Neighbors quickly brought her to the hospital, where doctors stabilized her and on Tuesday transferred her to a hospital in Turkey for reconstructive surgery.

Sitara's 14-year-old daughter Fereshta told local media her father has often beat her siblings and mother when he didn’t have money to fund his drug addiction, saying, "Every time my mother refused to give money to my father, he would beat her.”

Image source: Al-Mustaqbal

The Dec. 13 incident has made headlines in Afghanistan and prompted protests in sympathy with the victim. Dozens of women’s rights activists traveled with Sitara to the airport for her flight to Turkey.

RFE/RL reported that the Afghan Interior Ministry has launched a manhunt for her husband Azim.

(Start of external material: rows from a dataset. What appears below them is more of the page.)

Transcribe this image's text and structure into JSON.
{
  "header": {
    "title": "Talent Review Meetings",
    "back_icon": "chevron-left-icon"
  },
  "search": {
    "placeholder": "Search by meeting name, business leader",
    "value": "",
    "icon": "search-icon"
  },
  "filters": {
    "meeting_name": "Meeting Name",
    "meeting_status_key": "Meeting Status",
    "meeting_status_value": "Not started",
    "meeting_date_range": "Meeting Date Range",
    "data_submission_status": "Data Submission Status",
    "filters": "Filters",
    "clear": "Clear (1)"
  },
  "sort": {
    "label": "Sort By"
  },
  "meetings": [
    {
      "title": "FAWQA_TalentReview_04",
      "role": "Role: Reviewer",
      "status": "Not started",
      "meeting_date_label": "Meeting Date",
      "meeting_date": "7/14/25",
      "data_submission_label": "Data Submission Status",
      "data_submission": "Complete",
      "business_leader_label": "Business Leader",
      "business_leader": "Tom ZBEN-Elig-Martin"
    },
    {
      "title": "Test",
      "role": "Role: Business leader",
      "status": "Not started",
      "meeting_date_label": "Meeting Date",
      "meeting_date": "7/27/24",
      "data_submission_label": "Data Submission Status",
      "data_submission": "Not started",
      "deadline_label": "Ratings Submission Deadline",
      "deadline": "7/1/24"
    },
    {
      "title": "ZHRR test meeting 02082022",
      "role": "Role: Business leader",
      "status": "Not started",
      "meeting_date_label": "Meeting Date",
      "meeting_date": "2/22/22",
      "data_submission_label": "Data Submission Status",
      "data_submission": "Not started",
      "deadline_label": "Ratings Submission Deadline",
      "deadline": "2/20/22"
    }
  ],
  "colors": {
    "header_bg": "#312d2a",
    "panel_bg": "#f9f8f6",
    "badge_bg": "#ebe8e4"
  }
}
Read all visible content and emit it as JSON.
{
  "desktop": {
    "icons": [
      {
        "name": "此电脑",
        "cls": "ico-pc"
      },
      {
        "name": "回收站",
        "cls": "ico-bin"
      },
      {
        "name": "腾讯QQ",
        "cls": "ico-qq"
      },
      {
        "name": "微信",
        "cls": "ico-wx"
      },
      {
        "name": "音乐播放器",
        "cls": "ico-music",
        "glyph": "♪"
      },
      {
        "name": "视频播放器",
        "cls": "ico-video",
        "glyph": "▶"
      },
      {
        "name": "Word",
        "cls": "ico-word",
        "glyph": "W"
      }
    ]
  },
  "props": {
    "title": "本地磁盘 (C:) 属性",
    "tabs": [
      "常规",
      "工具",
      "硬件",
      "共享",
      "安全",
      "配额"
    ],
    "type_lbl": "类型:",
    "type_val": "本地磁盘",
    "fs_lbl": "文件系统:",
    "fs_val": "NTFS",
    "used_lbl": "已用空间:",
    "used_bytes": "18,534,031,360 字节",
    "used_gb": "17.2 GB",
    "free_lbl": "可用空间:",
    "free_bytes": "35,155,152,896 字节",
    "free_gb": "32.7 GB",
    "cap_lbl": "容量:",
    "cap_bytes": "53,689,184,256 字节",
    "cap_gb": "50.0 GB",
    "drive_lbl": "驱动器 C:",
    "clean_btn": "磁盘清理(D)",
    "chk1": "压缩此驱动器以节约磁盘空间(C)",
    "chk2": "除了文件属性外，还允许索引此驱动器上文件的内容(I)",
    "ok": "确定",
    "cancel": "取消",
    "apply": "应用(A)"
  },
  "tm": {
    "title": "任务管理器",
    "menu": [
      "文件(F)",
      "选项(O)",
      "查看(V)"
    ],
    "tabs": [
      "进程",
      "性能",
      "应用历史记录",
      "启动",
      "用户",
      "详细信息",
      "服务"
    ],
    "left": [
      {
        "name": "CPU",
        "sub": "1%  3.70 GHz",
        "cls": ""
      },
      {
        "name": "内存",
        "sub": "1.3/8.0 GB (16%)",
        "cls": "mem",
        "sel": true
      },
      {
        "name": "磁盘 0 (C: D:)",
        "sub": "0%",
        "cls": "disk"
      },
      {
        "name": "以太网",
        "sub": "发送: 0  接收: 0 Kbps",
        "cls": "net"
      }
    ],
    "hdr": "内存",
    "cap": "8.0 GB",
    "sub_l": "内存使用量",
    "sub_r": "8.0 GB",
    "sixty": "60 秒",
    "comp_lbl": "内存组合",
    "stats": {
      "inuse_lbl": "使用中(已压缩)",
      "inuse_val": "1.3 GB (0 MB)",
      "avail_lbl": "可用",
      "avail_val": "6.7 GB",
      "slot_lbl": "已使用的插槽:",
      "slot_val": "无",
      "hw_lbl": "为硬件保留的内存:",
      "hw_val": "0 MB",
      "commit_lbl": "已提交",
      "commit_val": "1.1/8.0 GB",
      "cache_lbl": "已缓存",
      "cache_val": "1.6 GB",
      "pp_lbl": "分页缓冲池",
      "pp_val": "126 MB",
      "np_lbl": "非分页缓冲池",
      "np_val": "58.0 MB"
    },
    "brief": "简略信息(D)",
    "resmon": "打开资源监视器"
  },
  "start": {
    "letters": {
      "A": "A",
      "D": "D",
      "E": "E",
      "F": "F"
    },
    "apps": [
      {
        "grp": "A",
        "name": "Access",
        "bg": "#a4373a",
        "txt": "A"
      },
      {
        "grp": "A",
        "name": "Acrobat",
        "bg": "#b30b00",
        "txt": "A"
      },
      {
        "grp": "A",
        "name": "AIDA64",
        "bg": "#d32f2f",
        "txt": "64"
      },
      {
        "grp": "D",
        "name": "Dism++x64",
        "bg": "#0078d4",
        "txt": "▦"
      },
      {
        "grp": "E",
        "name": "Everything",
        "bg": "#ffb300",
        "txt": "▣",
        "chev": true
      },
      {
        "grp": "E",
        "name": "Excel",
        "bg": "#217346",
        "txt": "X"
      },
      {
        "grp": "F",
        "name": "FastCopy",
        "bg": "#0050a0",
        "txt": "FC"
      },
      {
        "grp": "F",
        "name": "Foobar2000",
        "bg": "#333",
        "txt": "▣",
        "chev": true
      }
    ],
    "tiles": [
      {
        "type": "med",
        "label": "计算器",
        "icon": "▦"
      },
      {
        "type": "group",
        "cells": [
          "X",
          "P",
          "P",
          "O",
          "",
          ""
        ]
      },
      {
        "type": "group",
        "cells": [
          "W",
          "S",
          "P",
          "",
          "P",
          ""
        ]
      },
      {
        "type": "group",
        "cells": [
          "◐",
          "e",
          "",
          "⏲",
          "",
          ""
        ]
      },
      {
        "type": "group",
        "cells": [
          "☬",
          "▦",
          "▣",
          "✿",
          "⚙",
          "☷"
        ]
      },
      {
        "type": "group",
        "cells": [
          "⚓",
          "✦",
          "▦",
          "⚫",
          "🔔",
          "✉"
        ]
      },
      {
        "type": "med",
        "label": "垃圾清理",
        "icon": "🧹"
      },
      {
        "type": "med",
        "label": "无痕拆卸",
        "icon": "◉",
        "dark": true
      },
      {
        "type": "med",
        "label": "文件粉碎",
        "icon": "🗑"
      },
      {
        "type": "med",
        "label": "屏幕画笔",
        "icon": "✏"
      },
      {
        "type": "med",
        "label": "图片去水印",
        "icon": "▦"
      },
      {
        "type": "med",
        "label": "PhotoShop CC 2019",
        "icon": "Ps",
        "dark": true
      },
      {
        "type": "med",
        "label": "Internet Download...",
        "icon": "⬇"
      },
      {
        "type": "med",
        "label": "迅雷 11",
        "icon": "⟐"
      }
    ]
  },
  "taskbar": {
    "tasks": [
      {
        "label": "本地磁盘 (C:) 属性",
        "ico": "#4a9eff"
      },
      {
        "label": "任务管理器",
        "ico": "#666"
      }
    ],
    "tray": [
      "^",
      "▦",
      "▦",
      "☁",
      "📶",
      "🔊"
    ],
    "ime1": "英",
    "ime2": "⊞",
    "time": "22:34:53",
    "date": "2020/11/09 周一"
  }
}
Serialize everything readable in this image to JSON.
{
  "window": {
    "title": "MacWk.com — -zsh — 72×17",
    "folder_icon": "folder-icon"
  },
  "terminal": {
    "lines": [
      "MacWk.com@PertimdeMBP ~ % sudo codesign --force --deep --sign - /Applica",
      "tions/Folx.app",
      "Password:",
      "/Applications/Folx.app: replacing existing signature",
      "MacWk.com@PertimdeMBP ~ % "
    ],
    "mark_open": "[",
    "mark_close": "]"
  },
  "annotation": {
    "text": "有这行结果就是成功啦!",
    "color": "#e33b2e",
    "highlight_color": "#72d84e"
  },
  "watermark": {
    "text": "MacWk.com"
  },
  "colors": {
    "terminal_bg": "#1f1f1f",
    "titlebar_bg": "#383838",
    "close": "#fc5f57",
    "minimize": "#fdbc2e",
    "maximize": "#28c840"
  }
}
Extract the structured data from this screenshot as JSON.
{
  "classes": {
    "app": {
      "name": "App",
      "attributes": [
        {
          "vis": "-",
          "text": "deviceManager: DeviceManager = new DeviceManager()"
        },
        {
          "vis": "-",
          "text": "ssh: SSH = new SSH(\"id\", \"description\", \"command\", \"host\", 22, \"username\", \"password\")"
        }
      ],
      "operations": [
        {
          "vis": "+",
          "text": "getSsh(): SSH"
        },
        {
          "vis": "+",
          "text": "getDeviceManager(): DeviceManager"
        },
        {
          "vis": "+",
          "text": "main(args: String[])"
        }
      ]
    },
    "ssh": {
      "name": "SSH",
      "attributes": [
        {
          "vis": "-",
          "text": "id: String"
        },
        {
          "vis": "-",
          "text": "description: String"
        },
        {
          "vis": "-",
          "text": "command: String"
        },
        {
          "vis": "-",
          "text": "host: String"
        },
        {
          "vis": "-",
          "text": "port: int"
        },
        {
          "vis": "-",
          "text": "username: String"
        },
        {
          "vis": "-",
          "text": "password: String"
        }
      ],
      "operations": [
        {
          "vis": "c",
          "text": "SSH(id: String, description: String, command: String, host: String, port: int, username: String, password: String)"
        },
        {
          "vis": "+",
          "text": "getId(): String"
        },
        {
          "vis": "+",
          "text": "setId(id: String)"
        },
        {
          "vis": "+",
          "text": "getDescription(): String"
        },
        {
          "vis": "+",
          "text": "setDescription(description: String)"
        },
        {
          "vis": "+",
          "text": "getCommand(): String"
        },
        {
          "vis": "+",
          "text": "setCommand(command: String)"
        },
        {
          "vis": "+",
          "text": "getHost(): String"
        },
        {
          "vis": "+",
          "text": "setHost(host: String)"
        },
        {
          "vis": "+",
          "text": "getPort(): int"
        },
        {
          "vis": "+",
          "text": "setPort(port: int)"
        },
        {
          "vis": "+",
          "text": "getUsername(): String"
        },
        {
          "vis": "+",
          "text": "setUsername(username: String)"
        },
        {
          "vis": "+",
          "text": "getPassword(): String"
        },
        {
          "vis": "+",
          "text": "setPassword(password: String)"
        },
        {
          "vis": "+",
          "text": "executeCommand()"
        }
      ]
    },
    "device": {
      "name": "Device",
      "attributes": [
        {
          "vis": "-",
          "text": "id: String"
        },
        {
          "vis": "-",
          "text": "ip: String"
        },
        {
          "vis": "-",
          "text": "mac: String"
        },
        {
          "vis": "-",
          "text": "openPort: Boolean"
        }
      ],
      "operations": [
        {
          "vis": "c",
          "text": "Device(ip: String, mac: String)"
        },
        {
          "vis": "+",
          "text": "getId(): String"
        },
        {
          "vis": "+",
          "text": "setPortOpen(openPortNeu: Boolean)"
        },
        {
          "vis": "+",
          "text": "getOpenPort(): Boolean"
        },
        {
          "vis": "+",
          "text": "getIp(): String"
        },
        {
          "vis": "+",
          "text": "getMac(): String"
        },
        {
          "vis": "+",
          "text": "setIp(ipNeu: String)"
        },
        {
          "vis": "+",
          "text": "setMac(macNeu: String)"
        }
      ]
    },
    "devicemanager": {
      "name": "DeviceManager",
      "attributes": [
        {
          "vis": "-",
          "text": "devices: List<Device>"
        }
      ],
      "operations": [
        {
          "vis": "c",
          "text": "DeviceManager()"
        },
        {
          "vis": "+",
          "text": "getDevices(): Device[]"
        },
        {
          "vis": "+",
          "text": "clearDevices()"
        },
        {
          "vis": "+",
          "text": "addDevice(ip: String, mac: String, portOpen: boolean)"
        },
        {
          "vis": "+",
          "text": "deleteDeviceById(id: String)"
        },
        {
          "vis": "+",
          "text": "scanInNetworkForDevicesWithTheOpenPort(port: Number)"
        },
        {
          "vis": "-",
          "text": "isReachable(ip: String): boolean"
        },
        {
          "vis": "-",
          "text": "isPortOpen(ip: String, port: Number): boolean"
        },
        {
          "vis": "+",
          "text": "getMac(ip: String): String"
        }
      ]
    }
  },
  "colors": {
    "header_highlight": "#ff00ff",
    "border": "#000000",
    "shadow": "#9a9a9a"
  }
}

Independent Human Rights Commission chief Sima Samar said: “This act is against human dignity. The perpetrator must be arrested and charged.”

"It can't be an excuse that he has run away, police must take this seriously," she added at a press conference.

Despite the uniquely brutal nature of this particular attack, domestic violence against Afghan women is not uncommon.

In 2010, Time magazine featured on its cover an 18-year-old Afghan woman Aisha whom a Taliban commander sentenced to cut off her nose and ears cut after she fled her abusive in-laws. Aisha now lives in the U.S., where she underwent reconstructive surgery on her face.